First, Aguilar said gross domestic product would have to continue declining. On Friday morning, we got the advance estimate of fourth-quarter GDP, which showed that economic growth slowed to 0.8%.
The weakness in the fourth quarter was largely felt in the industrial sector as business fixed-investment spending fell at a 1.8% rate. This was the first decline since 2012.
But the real risk to the economy is that consumer spending joins capital expenditures in a slowdown. Consumer spending for the fourth quarter was stronger than expected, although Aguilar says it's a "big question mark" for Q1. The economy's main growth engines are investment and consumer spending.
Again, Friday's release was an advance estimate that will be revised twice over the next two months. But if the releases show any further weakness or come in below expectations this would be a signal to reduce exposure US stocks.

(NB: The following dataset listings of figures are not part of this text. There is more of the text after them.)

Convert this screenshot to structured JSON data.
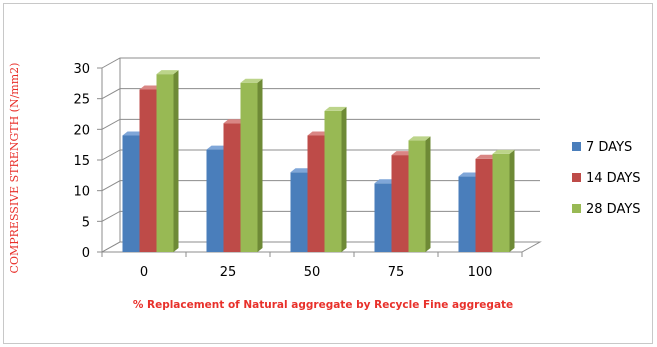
{
  "chart_data": {
    "type": "bar",
    "title": "",
    "categories": [
      "0",
      "25",
      "50",
      "75",
      "100"
    ],
    "series": [
      {
        "name": "7 DAYS",
        "values": [
          19,
          16.7,
          13,
          11.2,
          12.3
        ]
      },
      {
        "name": "14 DAYS",
        "values": [
          26.5,
          21,
          19,
          15.8,
          15.2
        ]
      },
      {
        "name": "28 DAYS",
        "values": [
          29,
          27.6,
          23,
          18.2,
          16
        ]
      }
    ],
    "xlabel": "% Replacement of Natural aggregate by Recycle Fine aggregate",
    "ylabel": "COMPRESSIVE STRENGTH (N/mm2)",
    "ylim": [
      0,
      30
    ],
    "yticks": [
      "0",
      "5",
      "10",
      "15",
      "20",
      "25",
      "30"
    ],
    "grid": true,
    "legend_position": "right",
    "colors": {
      "7 DAYS": {
        "front": "#4a7ebb",
        "side": "#2f5a8f",
        "top": "#7fa6d8"
      },
      "14 DAYS": {
        "front": "#be4b48",
        "side": "#8d2f2d",
        "top": "#d98684"
      },
      "28 DAYS": {
        "front": "#98b954",
        "side": "#6e8a36",
        "top": "#bcd48a"
      }
    }
  }
}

The second big signal Aguilar is looking for is more defaults in the risky high-yield credit space.
Defaults in the energy and mining sectors in particular jumped late last year as commodities tumbled and incomes dried up. And as the risk on junk bonds has increased, the spreads between their yields and comparable US treasury bonds have spiked to levels usually seen during recessions.
This is gloomy, but remember that the weakness has been dominated by energy companies amid plunging oil prices. A further widening in spreads, however, and Aguilar would know that it's time to sell more US stocks.
The final signal to sell more stocks for Aguilar would be a material change in the stock-market's valuation.
The market correction in January that brought stocks more than 10% below recent highs has made stocks cheaper than they were in December. (The simplest way to value stocks is their price-to-earnings ratio, which just takes the price of stocks and divides them by earnings, which necessarily means stocks get "cheaper" as the numerator gets smaller. Assuming, of course, earnings remain steady.)
However, Aguilar still thinks stocks are not crazy cheap and are at a merely average valuation relative to history. A sharp rebound in the market could tilt the scales even less in favor of stocks.
And so if the combination of these three factors were to play out and thus signal to Charles Schwab that it's time to reduce exposure even further, Aguilar expects this would occur be in the first half of the year.
This is not, however, Aguilar's base case.
"It will take more than [what's happening right now] for us to recommend people start going against the US," Aguilar said, "because we're still the best house in the neighborhood."